You are given three positive integers: n, index, and maxSum. You want to construct an array nums (0-indexed) that satisfies the following conditions:

• nums.length == n
• nums[i] is a positive integer where 0 <= i < n.
• abs(nums[i] - nums[i+1]) <= 1 where 0 <= i < n-1.
• The sum of all the elements of nums does not exceed maxSum.
• nums[index] is maximized.

Return nums[index] of the constructed array.

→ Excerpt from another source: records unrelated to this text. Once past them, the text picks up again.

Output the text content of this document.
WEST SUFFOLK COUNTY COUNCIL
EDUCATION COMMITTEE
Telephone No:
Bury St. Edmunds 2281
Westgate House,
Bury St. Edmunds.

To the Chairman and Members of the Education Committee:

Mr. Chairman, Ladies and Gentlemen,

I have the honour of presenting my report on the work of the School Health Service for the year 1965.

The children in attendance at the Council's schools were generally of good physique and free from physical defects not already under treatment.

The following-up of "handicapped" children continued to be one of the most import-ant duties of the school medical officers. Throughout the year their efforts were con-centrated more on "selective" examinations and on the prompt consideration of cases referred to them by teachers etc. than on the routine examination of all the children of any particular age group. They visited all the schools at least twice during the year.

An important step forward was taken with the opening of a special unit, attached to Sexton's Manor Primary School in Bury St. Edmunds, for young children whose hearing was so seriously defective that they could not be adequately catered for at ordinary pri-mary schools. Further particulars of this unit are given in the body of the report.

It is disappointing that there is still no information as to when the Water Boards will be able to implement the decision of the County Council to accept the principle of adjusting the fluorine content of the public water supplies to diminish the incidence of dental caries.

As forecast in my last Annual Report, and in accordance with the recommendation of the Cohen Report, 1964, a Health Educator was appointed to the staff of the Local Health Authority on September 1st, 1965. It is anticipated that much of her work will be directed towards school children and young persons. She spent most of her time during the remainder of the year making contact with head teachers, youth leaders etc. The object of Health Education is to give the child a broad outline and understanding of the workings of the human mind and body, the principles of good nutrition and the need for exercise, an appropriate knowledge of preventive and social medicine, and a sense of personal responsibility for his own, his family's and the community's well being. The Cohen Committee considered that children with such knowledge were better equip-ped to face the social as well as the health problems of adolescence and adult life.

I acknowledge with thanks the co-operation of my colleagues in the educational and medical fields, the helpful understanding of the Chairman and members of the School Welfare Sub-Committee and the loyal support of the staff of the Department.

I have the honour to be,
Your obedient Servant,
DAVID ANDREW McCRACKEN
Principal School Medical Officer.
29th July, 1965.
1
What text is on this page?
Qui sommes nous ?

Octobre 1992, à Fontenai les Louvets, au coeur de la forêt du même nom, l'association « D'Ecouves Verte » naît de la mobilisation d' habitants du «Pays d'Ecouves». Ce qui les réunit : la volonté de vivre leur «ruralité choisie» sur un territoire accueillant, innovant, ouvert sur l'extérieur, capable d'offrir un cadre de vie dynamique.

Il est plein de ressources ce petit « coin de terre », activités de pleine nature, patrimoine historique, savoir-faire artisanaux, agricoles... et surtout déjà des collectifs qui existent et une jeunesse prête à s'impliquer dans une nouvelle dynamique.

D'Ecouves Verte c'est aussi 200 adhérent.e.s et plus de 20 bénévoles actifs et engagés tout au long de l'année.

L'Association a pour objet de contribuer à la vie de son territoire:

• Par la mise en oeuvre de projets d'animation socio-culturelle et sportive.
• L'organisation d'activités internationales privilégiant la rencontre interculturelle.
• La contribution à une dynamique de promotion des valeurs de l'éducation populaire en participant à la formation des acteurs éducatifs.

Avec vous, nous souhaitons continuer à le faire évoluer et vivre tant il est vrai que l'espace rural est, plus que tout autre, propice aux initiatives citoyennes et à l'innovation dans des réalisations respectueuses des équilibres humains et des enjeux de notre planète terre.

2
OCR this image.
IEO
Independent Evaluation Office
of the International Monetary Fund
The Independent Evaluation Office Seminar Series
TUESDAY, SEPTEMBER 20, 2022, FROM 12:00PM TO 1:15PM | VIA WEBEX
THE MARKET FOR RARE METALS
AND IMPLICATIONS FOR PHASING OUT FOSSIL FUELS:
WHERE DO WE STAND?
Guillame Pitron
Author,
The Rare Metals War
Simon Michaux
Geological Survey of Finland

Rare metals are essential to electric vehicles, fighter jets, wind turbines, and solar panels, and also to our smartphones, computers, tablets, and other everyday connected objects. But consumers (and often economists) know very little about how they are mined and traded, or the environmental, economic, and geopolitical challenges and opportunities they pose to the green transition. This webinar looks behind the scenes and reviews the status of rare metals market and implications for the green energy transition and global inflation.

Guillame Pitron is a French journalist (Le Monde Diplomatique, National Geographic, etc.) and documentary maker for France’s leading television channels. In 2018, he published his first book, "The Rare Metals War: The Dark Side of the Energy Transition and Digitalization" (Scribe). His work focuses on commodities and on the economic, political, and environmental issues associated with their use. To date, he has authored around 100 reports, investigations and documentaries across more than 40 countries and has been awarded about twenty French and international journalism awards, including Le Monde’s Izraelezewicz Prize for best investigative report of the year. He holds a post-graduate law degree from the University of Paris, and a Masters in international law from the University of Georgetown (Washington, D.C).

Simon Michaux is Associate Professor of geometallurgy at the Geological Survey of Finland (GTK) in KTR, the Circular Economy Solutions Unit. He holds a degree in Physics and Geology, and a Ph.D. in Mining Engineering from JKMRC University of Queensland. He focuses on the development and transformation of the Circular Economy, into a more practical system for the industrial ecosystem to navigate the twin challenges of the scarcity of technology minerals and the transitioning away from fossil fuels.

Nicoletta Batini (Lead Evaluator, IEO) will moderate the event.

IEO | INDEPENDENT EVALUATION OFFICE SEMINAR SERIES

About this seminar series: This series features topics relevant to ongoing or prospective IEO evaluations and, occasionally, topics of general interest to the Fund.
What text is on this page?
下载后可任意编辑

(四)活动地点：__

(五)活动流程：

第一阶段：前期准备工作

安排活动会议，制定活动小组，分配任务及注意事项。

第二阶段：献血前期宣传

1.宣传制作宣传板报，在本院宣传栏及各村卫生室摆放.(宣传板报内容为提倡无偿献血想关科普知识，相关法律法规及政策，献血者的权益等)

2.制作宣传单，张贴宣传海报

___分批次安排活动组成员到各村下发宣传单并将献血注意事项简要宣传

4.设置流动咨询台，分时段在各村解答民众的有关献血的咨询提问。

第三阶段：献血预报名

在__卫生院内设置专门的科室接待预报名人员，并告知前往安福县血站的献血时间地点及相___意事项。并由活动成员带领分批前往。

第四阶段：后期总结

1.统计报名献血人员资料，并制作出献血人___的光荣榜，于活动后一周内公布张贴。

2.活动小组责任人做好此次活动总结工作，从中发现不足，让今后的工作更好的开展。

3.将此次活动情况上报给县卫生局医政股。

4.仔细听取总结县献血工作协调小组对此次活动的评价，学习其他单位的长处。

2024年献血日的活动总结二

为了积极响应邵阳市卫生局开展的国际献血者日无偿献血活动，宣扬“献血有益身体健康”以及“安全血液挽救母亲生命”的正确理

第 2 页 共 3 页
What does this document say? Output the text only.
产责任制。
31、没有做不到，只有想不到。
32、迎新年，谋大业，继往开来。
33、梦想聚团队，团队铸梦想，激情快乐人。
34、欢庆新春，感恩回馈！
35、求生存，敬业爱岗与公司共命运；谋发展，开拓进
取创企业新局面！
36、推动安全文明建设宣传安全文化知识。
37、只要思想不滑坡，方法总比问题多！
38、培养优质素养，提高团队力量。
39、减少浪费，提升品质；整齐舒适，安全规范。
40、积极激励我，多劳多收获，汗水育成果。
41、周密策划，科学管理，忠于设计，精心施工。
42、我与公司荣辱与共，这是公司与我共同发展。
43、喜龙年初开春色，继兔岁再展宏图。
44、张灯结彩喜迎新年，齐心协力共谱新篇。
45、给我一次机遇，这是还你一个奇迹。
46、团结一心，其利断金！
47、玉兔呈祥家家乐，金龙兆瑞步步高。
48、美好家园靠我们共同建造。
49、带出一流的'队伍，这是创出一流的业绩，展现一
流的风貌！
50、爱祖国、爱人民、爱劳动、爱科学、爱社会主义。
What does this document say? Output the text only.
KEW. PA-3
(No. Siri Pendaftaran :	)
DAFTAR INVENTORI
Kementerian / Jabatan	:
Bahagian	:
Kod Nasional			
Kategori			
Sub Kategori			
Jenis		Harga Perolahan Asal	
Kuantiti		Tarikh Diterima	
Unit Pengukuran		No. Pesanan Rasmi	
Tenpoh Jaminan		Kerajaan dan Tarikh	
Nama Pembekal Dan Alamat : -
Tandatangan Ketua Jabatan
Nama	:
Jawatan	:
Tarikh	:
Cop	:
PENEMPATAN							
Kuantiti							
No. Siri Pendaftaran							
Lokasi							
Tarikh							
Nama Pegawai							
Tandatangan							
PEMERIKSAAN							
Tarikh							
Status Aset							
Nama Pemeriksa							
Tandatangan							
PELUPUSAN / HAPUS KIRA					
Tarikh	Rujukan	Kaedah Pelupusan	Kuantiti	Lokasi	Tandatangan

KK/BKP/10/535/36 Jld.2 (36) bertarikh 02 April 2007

Note that abs(x) equals x if x >= 0, and -x otherwise.

Examples

Example 1:

Input: n = 4, index = 2,  maxSum = 6
Output: 2
Explanation: nums = [1,2,**2**,1] is one array that satisfies all the conditions.
There are no arrays that satisfy all the conditions and have nums[2] == 3, so 2 is the maximum nums[2].

Example 2:

Input: n = 6, index = 1,  maxSum = 10
Output: 3

Solution

Method 1 - Binary Search

To solve this problem, we can use a binary search approach. The idea is to find the maximum value for nums[index] while ensuring that all the conditions mentioned are satisfied.

Here is the approach:

1. Initialization:
   • We need a function to calculate the sum of the array based on a given peak (maximum possible value at index) and the constraints.
   • Use binary search to determine the maximum possible value at index.
2. Binary Search:
   • Perform binary search on the possible values of nums[index] from 1 to maxSum.
   • For each candidate value, check if the constructed array satisfies the maxSum constraint.
3. Sum Calculation:
   • Determine the sum of the segment to the left of index, including index.
   • Determine the sum of the segment to the right of index.
   • Ensure the total sum does not exceed maxSum.

Code

Java

public class Solution {
    public int maxValue(int n, int index, int maxSum) {
        int left = 1;
        int right = maxSum;

        while (left < right) {
            int mid = (left + right + 1) / 2;
            if (isValid(n, index, maxSum, mid)) {
                left = mid;
            } else {
                right = mid - 1;
            }
        }

        return left;
    }

    private boolean isValid(int n, int index, int maxSum, int value) {
        long leftSum = sum(index, value - 1);
        long rightSum = sum(n - index - 1, value - 1);
        long totalSum = leftSum + rightSum + value;
        return totalSum <= maxSum;
    }

    private long sum(int length, long value) {
        if (length >= value) {
            return (value * (value + 1)) / 2 + (length - value);
        } else {
            return (length * (2 * value - length + 1)) / 2;
        }
    }
}

Python

class Solution:
    def maxValue(self, n: int, index: int, maxSum: int) -> int:
        left, right = 1, maxSum

        def isValid(value):
            left_sum = sum_helper(index, value - 1)
            right_sum = sum_helper(n - index - 1, value - 1)
            total_sum = left_sum + right_sum + value
            return total_sum <= maxSum

        def sum_helper(length, value):
            if length >= value:
                return value * (value + 1) // 2 + (length - value)
            else:
                return length * (2 * value - length + 1) // 2

        while left < right:
            mid = (left + right + 1) // 2
            if isValid(mid):
                left = mid
            else:
                right = mid - 1

        return left

Complexity

• ⏰ Time complexity: O(log (maxSum))
  • The binary search runs in O(log(maxSum)) as it halves the search space each time.
  • For each candidate mid-value, the isValid function runs in O(1) time, and its helper function sum_helper also runs in O(1).
• 🧺 Space complexity: O(1)